The joyfulness of this story is evident from giggles and grins galore on the characters’ faces including the dog (okay the dog doesn’t giggle, but he does woof). You will love the beautiful illustrations by Patrice Barton, and your children will be captivated by Mine! as will you.
When I first read My No, No, No Day! by Rebecca Patterson ($16.99, Viking, ages 2 and up), I burst into commiserative laughter. This story rings true for anyone who has raised a toddler or has seen a toddler in full-fledged fit. Bella, l’enfant terrible, is not having a good morning. Her baby brother, Bob, has gotten into her room and licked her jewelry, and that is only the beginning of a very bad day for Bella, Bob and their enduring mother.
Patterson has a talent for capturing the experiences, discontent and language of young children. As one thing after another upsets Bella, she expresses her anger in that special way that only young children can. Then I came downstairs and I saw that egg. I cried and cried and said, I can’t eat that!And Mommy said, “You could eat it last week. Look at Bob eating his mashed banana.” After the terrible egg I didn’t like my shoes either. So I took them off all by myself, shouting, No shoes!And then we had to go shopping and Mommy said, “Please stop all that wriggling, Bella.” But I couldn’t stop wriggling and in the end I shouted, Get me out!
Patterson is also the book’s illustrator and does a great job of depicting the situations and facial expressions that parents dread: a toddler having a tantrum in public and lying on the floor; the tearful, angry, pinched face of the toddler; the annoyed or sympathetic faces of onlookers; and so on. Patterson does an especially nice job of adding expressions to the plush toys and animals that witness Bella’s bad day.

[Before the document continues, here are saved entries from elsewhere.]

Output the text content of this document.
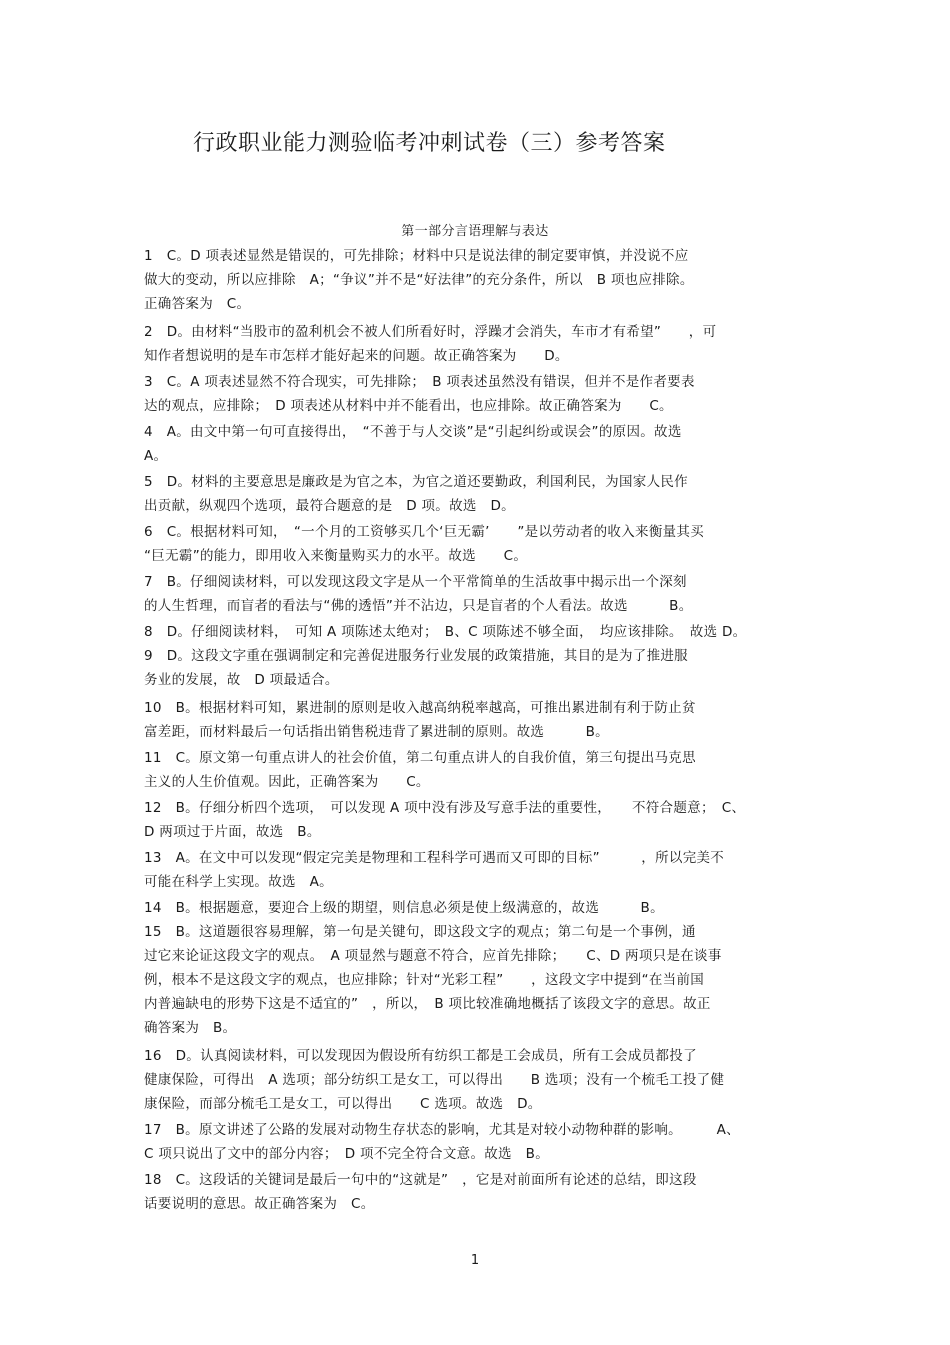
行政职业能力测验临考冲刺试卷（三）参考答案
第一部分言语理解与表达
1　C。D 项表述显然是错误的，可先排除；材料中只是说法律的制定要审慎，并没说不应
做大的变动，所以应排除　A；“争议”并不是“好法律”的充分条件，所以　B 项也应排除。
正确答案为　C。
2　D。由材料“当股市的盈利机会不被人们所看好时，浮躁才会消失，车市才有希望”　　，可
知作者想说明的是车市怎样才能好起来的问题。故正确答案为　　D。
3　C。A 项表述显然不符合现实，可先排除；　B 项表述虽然没有错误，但并不是作者要表
达的观点，应排除；　D 项表述从材料中并不能看出，也应排除。故正确答案为　　C。
4　A。由文中第一句可直接得出，　“不善于与人交谈”是“引起纠纷或误会”的原因。故选
A。
5　D。材料的主要意思是廉政是为官之本，为官之道还要勤政，利国利民，为国家人民作
出贡献，纵观四个选项，最符合题意的是　D 项。故选　D。
6　C。根据材料可知，　“一个月的工资够买几个‘巨无霸’　　”是以劳动者的收入来衡量其买
“巨无霸”的能力，即用收入来衡量购买力的水平。故选　　C。
7　B。仔细阅读材料，可以发现这段文字是从一个平常简单的生活故事中揭示出一个深刻
的人生哲理，而盲者的看法与“佛的透悟”并不沾边，只是盲者的个人看法。故选　　　B。
8　D。仔细阅读材料，　可知 A 项陈述太绝对；　B、C 项陈述不够全面，　均应该排除。　故选 D。
9　D。这段文字重在强调制定和完善促进服务行业发展的政策措施，其目的是为了推进服
务业的发展，故　D 项最适合。
10　B。根据材料可知，累进制的原则是收入越高纳税率越高，可推出累进制有利于防止贫
富差距，而材料最后一句话指出销售税违背了累进制的原则。故选　　　B。
11　C。原文第一句重点讲人的社会价值，第二句重点讲人的自我价值，第三句提出马克思
主义的人生价值观。因此，正确答案为　　C。
12　B。仔细分析四个选项，　可以发现 A 项中没有涉及写意手法的重要性，　　不符合题意；　C、
D 两项过于片面，故选　B。
13　A。在文中可以发现“假定完美是物理和工程科学可遇而又可即的目标”　　　，所以完美不
可能在科学上实现。故选　A。
14　B。根据题意，要迎合上级的期望，则信息必须是使上级满意的，故选　　　B。
15　B。这道题很容易理解，第一句是关键句，即这段文字的观点；第二句是一个事例，通
过它来论证这段文字的观点。　A 项显然与题意不符合，应首先排除；　　C、D 两项只是在谈事
例，根本不是这段文字的观点，也应排除；针对“光彩工程”　　，这段文字中提到“在当前国
内普遍缺电的形势下这是不适宜的”　，所以，　B 项比较准确地概括了该段文字的意思。故正
确答案为　B。
16　D。认真阅读材料，可以发现因为假设所有纺织工都是工会成员，所有工会成员都投了
健康保险，可得出　A 选项；部分纺织工是女工，可以得出　　B 选项；没有一个梳毛工投了健
康保险，而部分梳毛工是女工，可以得出　　C 选项。故选　D。
17　B。原文讲述了公路的发展对动物生存状态的影响，尤其是对较小动物种群的影响。　　　A、
C 项只说出了文中的部分内容；　D 项不完全符合文意。故选　B。
18　C。这段话的关键词是最后一句中的“这就是”　，它是对前面所有论述的总结，即这段
话要说明的意思。故正确答案为　C。
1
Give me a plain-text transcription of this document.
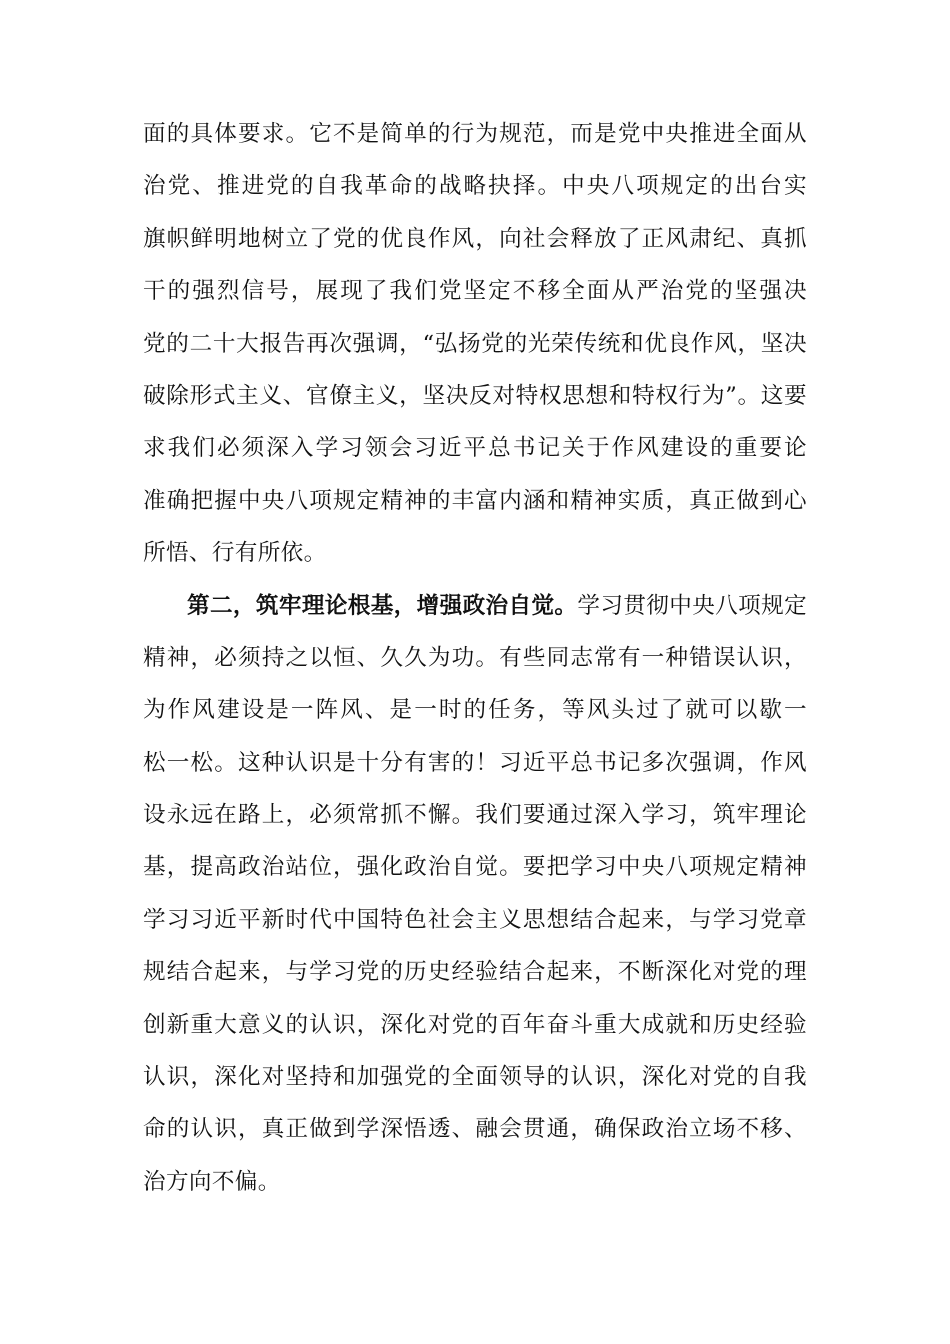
面的具体要求。它不是简单的行为规范，而是党中央推进全面从
治党、推进党的自我革命的战略抉择。中央八项规定的出台实
旗帜鲜明地树立了党的优良作风，向社会释放了正风肃纪、真抓
干的强烈信号，展现了我们党坚定不移全面从严治党的坚强决
党的二十大报告再次强调，“弘扬党的光荣传统和优良作风，坚决
破除形式主义、官僚主义，坚决反对特权思想和特权行为”。这要
求我们必须深入学习领会习近平总书记关于作风建设的重要论
准确把握中央八项规定精神的丰富内涵和精神实质，真正做到心
所悟、行有所依。
第二，筑牢理论根基，增强政治自觉。学习贯彻中央八项规定
精神，必须持之以恒、久久为功。有些同志常有一种错误认识，
为作风建设是一阵风、是一时的任务，等风头过了就可以歇一
松一松。这种认识是十分有害的！习近平总书记多次强调，作风
设永远在路上，必须常抓不懈。我们要通过深入学习，筑牢理论
基，提高政治站位，强化政治自觉。要把学习中央八项规定精神
学习习近平新时代中国特色社会主义思想结合起来，与学习党章
规结合起来，与学习党的历史经验结合起来，不断深化对党的理
创新重大意义的认识，深化对党的百年奋斗重大成就和历史经验
认识，深化对坚持和加强党的全面领导的认识，深化对党的自我
命的认识，真正做到学深悟透、融会贯通，确保政治立场不移、
治方向不偏。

I read this 32-page book to my three-year-old daughter while she was in the throes of a tantrum. After a few minutes, she stopped her crying and yelling, and settled down to hear about Bella’s battles. As we read along, I asked my daughter about Bella’s behavior and what she thought of it. Through her tear-streaked face, she replied and recognized that Bella was “grumpy,” and that she was “having a hard day.” We then talked about why my daughter was also having a hard day. The ability of children to recognize other children’s behavior reflected in their own is a wonderful learning tool and My No, No, No Day! does a great job of facilitating that.